Com menos de 24 horas de lançamento, 007 First Light já conquistou os fãs de James Bond. O título, inicialmente prometido com Path Tracing para PC, evidentemente necessita de tecnologias de escalonamento como DLSS e FSR para um desempenho otimizado. No entanto, a implementação do FSR 3 no game da IO Interactive está ocorrendo de uma maneira bastante incomum, diretamente na engine do jogo.

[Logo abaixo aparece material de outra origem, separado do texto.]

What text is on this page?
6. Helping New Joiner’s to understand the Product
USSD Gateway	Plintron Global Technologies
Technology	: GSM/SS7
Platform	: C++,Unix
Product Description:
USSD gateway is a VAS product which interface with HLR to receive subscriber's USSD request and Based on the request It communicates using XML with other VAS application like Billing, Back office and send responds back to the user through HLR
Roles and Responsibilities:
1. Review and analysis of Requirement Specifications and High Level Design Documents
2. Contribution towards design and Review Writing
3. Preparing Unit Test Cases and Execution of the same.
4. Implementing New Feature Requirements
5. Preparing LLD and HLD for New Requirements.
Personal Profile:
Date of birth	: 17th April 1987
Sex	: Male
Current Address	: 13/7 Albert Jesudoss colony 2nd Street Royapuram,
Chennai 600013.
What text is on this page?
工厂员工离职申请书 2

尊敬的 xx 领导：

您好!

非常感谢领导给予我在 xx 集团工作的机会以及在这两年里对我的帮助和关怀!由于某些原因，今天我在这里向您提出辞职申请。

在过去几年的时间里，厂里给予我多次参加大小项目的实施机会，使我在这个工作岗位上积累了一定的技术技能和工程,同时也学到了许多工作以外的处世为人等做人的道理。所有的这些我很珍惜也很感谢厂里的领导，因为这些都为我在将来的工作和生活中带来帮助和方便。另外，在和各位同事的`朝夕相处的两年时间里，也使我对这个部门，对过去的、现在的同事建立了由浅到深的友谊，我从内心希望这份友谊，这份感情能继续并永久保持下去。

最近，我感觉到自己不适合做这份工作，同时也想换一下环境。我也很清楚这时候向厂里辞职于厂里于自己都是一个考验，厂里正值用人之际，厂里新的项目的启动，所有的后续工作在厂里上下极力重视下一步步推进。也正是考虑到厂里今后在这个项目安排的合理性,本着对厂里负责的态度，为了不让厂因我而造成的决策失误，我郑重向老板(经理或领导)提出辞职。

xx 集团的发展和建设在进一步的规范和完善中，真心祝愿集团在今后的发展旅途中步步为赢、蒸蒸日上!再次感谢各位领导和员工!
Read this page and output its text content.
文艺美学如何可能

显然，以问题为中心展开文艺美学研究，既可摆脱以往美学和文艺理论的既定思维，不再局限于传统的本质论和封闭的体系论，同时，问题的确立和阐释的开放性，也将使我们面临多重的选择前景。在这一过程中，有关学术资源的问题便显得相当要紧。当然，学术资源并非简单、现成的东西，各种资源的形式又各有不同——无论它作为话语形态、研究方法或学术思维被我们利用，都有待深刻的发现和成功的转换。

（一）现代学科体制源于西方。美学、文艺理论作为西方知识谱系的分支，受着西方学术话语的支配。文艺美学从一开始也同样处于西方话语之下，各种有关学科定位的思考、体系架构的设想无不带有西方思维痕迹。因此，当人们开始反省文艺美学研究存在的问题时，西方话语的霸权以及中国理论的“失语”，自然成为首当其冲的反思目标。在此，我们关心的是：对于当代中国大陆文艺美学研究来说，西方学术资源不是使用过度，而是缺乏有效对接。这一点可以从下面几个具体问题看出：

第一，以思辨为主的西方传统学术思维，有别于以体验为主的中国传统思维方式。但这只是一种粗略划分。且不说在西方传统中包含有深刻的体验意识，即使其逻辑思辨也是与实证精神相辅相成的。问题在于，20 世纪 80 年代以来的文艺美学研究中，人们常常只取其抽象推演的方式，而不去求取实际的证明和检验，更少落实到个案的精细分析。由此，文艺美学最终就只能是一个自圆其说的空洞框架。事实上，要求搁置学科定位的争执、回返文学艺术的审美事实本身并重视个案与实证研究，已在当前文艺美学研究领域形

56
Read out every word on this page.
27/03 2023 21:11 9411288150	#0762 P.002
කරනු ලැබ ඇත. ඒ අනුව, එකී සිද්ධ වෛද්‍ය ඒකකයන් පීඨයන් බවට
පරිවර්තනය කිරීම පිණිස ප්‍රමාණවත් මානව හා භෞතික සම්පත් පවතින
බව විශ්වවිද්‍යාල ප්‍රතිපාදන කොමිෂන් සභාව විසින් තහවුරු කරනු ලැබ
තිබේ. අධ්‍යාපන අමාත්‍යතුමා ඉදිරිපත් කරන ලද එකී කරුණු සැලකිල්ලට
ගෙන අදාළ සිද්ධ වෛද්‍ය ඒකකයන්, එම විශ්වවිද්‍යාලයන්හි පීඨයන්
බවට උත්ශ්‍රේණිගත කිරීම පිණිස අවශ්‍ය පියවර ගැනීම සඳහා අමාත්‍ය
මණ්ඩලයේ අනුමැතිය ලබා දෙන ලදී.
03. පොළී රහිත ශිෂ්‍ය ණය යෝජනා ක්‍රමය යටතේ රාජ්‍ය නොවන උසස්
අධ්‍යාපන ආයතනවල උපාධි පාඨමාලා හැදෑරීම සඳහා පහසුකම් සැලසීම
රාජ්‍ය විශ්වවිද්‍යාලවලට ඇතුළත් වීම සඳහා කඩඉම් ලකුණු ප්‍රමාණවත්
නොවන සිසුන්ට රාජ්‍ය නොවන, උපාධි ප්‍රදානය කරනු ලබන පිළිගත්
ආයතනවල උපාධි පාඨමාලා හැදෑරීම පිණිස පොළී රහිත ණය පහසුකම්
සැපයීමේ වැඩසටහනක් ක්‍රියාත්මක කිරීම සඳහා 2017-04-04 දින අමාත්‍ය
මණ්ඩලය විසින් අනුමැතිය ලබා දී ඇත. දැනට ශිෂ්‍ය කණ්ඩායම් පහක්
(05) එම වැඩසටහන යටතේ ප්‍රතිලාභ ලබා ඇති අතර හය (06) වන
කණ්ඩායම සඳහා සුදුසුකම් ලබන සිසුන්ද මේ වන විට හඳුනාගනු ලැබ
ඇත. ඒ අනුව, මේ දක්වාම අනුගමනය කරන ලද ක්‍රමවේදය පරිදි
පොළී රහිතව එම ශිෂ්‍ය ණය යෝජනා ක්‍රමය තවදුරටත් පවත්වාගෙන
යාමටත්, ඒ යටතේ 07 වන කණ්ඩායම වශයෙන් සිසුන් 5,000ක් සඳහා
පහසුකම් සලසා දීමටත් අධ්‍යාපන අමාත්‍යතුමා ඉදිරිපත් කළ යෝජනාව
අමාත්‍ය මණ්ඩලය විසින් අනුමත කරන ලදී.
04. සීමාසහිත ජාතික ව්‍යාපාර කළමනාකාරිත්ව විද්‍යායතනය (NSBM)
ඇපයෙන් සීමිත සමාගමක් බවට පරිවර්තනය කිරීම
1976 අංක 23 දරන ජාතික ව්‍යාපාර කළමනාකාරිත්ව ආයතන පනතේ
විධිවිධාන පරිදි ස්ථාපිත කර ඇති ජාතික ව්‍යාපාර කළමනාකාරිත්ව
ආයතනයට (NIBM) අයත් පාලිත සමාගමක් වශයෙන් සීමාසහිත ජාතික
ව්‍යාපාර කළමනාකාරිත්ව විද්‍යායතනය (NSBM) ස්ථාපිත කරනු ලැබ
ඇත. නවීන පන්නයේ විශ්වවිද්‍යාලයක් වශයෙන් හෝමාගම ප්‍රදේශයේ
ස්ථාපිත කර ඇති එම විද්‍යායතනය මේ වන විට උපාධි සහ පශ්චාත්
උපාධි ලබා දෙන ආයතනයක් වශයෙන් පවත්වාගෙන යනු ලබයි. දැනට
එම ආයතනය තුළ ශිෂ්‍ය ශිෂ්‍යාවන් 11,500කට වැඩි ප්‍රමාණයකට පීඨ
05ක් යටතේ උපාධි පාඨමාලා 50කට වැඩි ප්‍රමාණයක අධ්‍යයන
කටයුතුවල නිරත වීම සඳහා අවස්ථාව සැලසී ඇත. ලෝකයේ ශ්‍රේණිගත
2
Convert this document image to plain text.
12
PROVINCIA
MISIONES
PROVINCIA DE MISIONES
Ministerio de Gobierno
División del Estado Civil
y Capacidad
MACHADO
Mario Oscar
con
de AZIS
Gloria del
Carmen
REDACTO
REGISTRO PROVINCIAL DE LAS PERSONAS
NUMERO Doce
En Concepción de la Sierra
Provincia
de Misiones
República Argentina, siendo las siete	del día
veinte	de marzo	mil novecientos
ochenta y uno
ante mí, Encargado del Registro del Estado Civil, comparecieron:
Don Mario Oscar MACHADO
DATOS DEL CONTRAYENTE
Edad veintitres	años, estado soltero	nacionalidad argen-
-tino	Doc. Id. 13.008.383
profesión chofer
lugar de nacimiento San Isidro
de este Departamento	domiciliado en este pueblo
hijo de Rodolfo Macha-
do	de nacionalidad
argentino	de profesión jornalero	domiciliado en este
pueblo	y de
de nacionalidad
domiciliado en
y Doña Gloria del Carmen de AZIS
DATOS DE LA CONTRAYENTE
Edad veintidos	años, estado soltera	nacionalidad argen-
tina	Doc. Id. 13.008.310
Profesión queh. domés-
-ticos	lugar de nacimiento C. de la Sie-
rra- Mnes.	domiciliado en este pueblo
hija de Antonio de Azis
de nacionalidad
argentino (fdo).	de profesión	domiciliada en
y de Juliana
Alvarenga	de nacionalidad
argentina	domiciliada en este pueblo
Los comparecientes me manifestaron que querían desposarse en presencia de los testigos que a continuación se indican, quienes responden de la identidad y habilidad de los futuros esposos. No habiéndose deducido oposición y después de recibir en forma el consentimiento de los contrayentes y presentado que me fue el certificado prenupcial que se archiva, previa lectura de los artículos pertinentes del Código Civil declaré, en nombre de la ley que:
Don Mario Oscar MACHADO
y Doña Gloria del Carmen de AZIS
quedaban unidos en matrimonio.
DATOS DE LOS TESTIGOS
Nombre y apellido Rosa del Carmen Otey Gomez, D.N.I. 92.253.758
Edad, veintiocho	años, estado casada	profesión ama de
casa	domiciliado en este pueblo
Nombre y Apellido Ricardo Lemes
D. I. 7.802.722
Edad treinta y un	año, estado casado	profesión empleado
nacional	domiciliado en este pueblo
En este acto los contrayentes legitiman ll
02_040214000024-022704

FSR 3 Integrado à Engine: Uma Implementação Incomum
Apesar de não oferecer o FSR 4, 007 First Light conta com o FSR 3.1.5, conforme informações do Computerbase. A peculiaridade reside no fato de que a tecnologia da AMD foi integrada diretamente ao motor gráfico do game. Essa abordagem é atípica, pois impede a utilização de DLLs, tornando inviável qualquer tipo de mod ou upgrade para versões mais recentes da suíte de recursos da AMD, como o FSR 4.1.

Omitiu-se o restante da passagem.